One of the ways in which this has been seen is in the rise of Steve Austin. The ‘Austin 3:16’ promo after his victory at the King of the Ring 1996 is often seen as the moment that sent Austin’s star into orbit. If you’d believe how the WWE portrays this moment, it was the catalyst that saw Austin instantly become a main eventer, start duking it out with the likes of Bret Hart and the Undertaker, and saw him become the anti-establishment figure that would so rile the Vince McMahon character over the years.
The truth of the matter: it took a little while for this all to happen.
Nothing can highlight that what is perceived as Austin’s meteoric rise off the back of the King of the Ring was more laboured than WWE would have you believe is how he was booked in the immediate aftermath. Between defeating Jake Roberts and facing Bret Hart at Survivor Series, Austin wrestled on only two pay-per-views out of four. More notably, he wouldn’t make it on to the main card for Summerslam. Instead, his match would be on the Free For All, the show available to all pre-event that tried to grab those last few people who were still undecided about plonking down good money to watch the PPV.
What Austin’s match with Yokozuna arguably does highlight though, is a concrete passing of the torch between a member of the ‘New Generation’ era of the WWF that wasn’t long for the company, and a star who would become synonymous with the ‘Attitude’ era that was to follow. Naturally, a two minute match on a pre-show before Summerslam didn’t engender the match with that much significance, but these were two workers whose trajectories couldn’t have been more opposed at this point in time.
Yokozuna, with his weight continuing to be a significant issue, was no longer going to challenge near the top of the card. Having been one of the few bright sparks of a time period that offered little to the wrestling fan, it was a sad ending for someone who many considered a very capable big man whose athleticism belied his size, at least at his peak. Following this match against Austin, Yokozuna would compete against Shawn Michaels on Raw in August, turn up in a match at the Survivor Series, and then was gone from the company by the end of 1996.
As a means to entice people still on the fence about the show, the Free For All wasn’t going to sell people off the back of the strength of this contest. Attacking Yokozuna before he’d fully taken off his kimono, Austin got in some early punches before a huge right hand sent him down to the canvas. The same fate befell him after a headbutt and a chop, but a rake to the eyes sought to halt the big man’s momentum. Some punches and two clotheslines were not enough to take Yoko off of his feet, whilst a third attempted clothesline allowed Yoko to land a Samoan drop to drive the air out of Austin.
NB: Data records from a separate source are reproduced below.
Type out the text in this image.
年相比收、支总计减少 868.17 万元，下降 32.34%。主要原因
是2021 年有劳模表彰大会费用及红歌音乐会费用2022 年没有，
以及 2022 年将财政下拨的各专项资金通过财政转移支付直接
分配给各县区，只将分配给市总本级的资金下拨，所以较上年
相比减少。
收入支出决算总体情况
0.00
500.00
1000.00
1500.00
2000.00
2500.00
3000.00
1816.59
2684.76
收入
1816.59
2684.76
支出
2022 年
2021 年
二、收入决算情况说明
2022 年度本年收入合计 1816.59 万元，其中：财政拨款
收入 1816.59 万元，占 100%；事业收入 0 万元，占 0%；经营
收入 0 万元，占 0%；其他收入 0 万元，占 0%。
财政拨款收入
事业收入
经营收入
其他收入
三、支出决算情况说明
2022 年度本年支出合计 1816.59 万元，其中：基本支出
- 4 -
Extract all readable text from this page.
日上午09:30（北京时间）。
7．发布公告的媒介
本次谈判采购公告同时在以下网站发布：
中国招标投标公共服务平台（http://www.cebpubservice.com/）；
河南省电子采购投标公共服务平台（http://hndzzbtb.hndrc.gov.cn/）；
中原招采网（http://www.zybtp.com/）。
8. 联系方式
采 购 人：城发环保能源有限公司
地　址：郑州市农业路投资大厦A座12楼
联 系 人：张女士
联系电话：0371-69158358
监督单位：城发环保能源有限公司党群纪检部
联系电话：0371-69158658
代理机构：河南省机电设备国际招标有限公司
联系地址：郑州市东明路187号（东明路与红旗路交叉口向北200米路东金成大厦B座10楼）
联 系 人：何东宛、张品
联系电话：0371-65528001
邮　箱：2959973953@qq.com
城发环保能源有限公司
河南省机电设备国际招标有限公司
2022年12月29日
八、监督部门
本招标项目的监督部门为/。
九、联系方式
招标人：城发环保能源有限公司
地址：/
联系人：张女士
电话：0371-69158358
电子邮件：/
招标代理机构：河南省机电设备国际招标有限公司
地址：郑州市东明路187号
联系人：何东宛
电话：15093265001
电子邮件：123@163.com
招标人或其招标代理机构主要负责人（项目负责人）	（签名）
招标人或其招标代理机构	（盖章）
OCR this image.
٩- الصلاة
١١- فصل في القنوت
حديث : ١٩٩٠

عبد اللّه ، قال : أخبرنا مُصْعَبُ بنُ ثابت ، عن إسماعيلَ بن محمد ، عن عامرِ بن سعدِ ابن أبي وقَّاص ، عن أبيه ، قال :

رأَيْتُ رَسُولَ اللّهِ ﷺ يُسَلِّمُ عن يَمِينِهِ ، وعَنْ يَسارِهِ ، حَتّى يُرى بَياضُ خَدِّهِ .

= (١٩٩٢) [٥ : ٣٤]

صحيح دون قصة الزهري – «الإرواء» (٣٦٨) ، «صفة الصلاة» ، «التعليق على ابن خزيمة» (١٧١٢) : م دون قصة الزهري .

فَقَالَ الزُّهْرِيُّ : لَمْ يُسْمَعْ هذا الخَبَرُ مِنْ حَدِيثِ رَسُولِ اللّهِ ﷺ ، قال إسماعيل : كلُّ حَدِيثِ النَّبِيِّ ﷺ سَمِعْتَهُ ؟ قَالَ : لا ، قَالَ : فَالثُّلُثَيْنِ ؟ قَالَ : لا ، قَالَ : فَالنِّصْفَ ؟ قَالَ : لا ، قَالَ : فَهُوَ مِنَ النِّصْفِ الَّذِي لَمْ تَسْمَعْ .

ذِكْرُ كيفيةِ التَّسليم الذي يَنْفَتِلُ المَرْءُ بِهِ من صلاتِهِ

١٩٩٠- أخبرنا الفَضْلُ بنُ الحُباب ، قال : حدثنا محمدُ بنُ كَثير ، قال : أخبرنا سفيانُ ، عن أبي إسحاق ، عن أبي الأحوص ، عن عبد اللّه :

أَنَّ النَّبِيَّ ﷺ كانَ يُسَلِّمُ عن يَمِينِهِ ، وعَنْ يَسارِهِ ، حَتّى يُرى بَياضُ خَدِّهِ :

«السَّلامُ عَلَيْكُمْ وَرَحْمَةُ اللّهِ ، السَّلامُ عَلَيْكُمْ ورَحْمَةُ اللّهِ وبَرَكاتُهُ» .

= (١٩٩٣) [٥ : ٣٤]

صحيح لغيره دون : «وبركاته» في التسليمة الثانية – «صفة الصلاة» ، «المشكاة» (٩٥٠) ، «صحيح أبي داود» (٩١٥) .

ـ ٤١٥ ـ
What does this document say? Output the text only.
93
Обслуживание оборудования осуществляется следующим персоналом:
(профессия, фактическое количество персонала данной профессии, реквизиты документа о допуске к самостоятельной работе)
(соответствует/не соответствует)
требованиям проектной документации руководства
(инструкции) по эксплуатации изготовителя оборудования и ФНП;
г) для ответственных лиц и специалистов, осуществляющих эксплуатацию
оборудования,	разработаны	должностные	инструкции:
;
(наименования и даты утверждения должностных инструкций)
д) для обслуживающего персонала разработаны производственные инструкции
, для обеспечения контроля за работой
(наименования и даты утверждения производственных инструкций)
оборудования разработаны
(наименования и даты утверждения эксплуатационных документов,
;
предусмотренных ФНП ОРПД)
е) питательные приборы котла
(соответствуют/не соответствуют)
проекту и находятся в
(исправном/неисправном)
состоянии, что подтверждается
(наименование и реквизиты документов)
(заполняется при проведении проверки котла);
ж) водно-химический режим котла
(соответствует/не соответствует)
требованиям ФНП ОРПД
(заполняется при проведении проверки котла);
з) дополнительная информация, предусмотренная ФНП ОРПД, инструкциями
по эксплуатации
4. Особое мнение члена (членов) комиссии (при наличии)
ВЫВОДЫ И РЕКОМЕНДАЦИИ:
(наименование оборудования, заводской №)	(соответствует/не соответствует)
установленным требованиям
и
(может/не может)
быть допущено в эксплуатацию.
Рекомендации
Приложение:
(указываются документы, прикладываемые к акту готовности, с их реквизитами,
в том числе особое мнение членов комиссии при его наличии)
A huge legdrop had Austin down and in trouble, with Yokozuna looking to finish early. Dragging him towards the corner, Yokozuna would head to the second rope for the Banzai drop. As had become a finish to somewhat protect the big man whilst also factoring in his size, the top turnbuckle would snap, sending Yokozuna careening backwards (with Austin luckily rolling just far enough away to avoid getting crushed) to the canvas. Austin would hook a leg and get the three count for victory within two minutes.
It wouldn’t be until his series with Hart, culminating in their match at Wrestlemania 13, that Austin truly ascended to the top. Between ‘Austin 3:16’ and that, he would spend his Summerslam on the pre-show trying not to get squashed. How times would change.